The subject matter was pretty raw and pretty clear to me. What I experienced after I spent an hour and a half on this discussion with my colleagues is I started getting phone calls and interactions from people, some of whom worked as part of my team, others that I had only met on a couple of occasions, but they were reaching out to me and wanting to have a conversation with me.

I think there was something about that, which helped me understand that there was a story I could tell. There was work I could do to help create a little clarity, a little focus, and a little alignment around how we can get some things done.

I've been involved in this work in the periphery for as long as I've been in the industry. When I started in this industry, in 1981, it was not unusual to walk into a room and be the only Black man. And the interesting thing about it is that there are still some rooms that I can walk into today, in 2023, where that's still the case. So there's a lot of work to do.

Can you recall a moment when you were dismissed and you had to stand up for yourself or you had to find your voice?

They're probably too numerous to count, to be really honest with you. There are a few instances where there's important business information that you need to impart, and you may have a difficult time getting the attention of leadership.

Early in my career, I experienced those types of situations. What was really interesting to me, and I think it's still a hallmark of how I try to do what I can today, is you have to find a way.

Sometimes when you walk into the room and you want to have a direct conversation, and people are preoccupied with other things and other circumstances, you don't have their full attention, or you're not getting the listening that you want. Sometimes when people do that, and they get dismissed or they don't get the hearing that they want to have, they give up. I think the challenge around this is that if you're really committed to your view on this, then you have to find a different way.
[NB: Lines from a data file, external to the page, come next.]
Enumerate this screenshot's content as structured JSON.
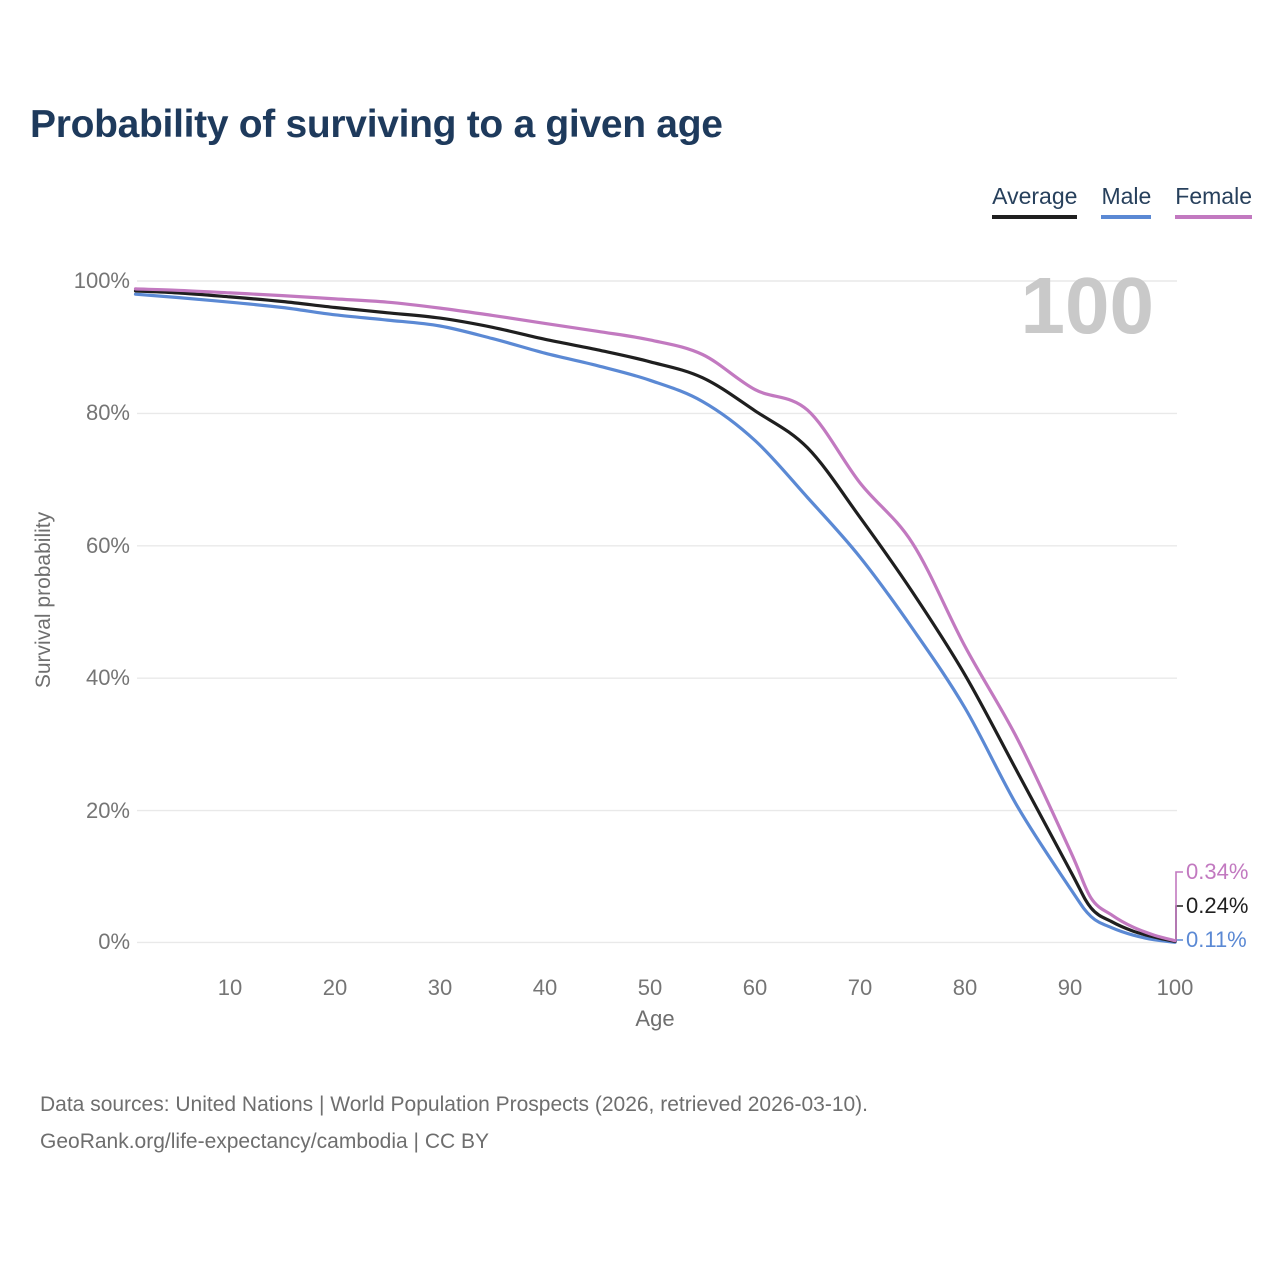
{
  "header": {
    "title": "Probability of surviving to a given age"
  },
  "legend": {
    "items": [
      {
        "label": "Average",
        "color": "#1f1f1f"
      },
      {
        "label": "Male",
        "color": "#5b89d4"
      },
      {
        "label": "Female",
        "color": "#c279c0"
      }
    ]
  },
  "watermark": "100",
  "axes": {
    "x": {
      "label": "Age",
      "ticks": [
        {
          "label": "10",
          "value": 10
        },
        {
          "label": "20",
          "value": 20
        },
        {
          "label": "30",
          "value": 30
        },
        {
          "label": "40",
          "value": 40
        },
        {
          "label": "50",
          "value": 50
        },
        {
          "label": "60",
          "value": 60
        },
        {
          "label": "70",
          "value": 70
        },
        {
          "label": "80",
          "value": 80
        },
        {
          "label": "90",
          "value": 90
        },
        {
          "label": "100",
          "value": 100
        }
      ]
    },
    "y": {
      "label": "Survival probability",
      "ticks": [
        {
          "label": "0%",
          "value": 0
        },
        {
          "label": "20%",
          "value": 20
        },
        {
          "label": "40%",
          "value": 40
        },
        {
          "label": "60%",
          "value": 60
        },
        {
          "label": "80%",
          "value": 80
        },
        {
          "label": "100%",
          "value": 100
        }
      ]
    }
  },
  "footer": {
    "line1": "Data sources: United Nations | World Population Prospects (2026, retrieved 2026-03-10).",
    "line2": "GeoRank.org/life-expectancy/cambodia | CC BY"
  },
  "chart_data": {
    "type": "line",
    "title": "Probability of surviving to a given age",
    "xlabel": "Age",
    "ylabel": "Survival probability",
    "xlim": [
      1,
      100
    ],
    "ylim": [
      0,
      100
    ],
    "grid": "horizontal",
    "legend_position": "top-right",
    "x": [
      1,
      5,
      10,
      15,
      20,
      25,
      30,
      35,
      40,
      45,
      50,
      55,
      60,
      65,
      70,
      75,
      80,
      85,
      90,
      92,
      94,
      96,
      98,
      100
    ],
    "series": [
      {
        "name": "Average",
        "color": "#1f1f1f",
        "end_label": "0.24%",
        "values": [
          98.5,
          98.2,
          97.6,
          96.9,
          96.0,
          95.2,
          94.4,
          93.0,
          91.2,
          89.6,
          87.8,
          85.4,
          80.4,
          74.8,
          64.3,
          53.0,
          40.5,
          25.8,
          11.0,
          5.3,
          3.2,
          1.8,
          0.9,
          0.24
        ]
      },
      {
        "name": "Male",
        "color": "#5b89d4",
        "end_label": "0.11%",
        "values": [
          98.0,
          97.5,
          96.8,
          96.0,
          94.9,
          94.1,
          93.2,
          91.3,
          89.1,
          87.2,
          85.0,
          81.8,
          75.9,
          67.3,
          58.3,
          47.5,
          35.5,
          20.6,
          8.3,
          4.0,
          2.3,
          1.2,
          0.5,
          0.11
        ]
      },
      {
        "name": "Female",
        "color": "#c279c0",
        "end_label": "0.34%",
        "values": [
          98.8,
          98.6,
          98.2,
          97.8,
          97.3,
          96.8,
          95.9,
          94.8,
          93.6,
          92.4,
          91.1,
          88.9,
          83.6,
          80.5,
          69.5,
          60.4,
          44.8,
          30.8,
          14.0,
          6.8,
          4.2,
          2.4,
          1.2,
          0.34
        ]
      }
    ]
  }
}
I worked for a boss early in my career who I had this experience with, and I found out that he read everything. I'd go to his office and talk to him and try to accomplish what I needed to accomplish. I got kicked out a couple of times. So I decided to write a memo to a couple of my colleagues and copied him on it. It wasn't a day later when he came to my office and said, "Is this what you were trying to tell me?" And I said, "Yeah, actually it is." He said, "Well, this is really critically important." And I said, "Yeah, I think so." And he said, "I wish you would have worked a little bit harder to try to make sure I understood this." And I said, "Well, I think I did." I said, "You know, you tossed me out of your office a couple of times, but I understood that you read everything that comes across your desk. So I didn't write this memo for those folks that it's addressed to. I wrote it for you, and now that we're here having the conversation, I think it's fair to say that we got done what we needed to get done."

So you find different ways, and I think that's an important element of any type of work that you're going to do in corporate America. Because you can be in a situation where your voice may not resonate the way that others' might. But if you're persistent, and you're focused and you recognize the importance of what you're trying to talk about, I think you can get you can get the work done.

What do you find most overwhelming about your job?

It probably isn't necessarily overwhelming as much as it is kind of surprising: There's always an element of people saying that words matter.

When you begin to have conversations around belonging, equity inclusion, people sometimes have their own definition of what those words really mean. I find that it's very important to try to take those concepts, simplify them, and put them in a way that can resonate with people and where you can create clarity. I think a hallmark of my career from a leadership perspective — I always have said this to people — I said, if I can create clarity, I can create focus, and then I can create alignment. And I think one of the opportunities in this is how do we create clarity, how do we help people understand that this work isn't about advantaging one group over the other. It's about creating fairness and clarity.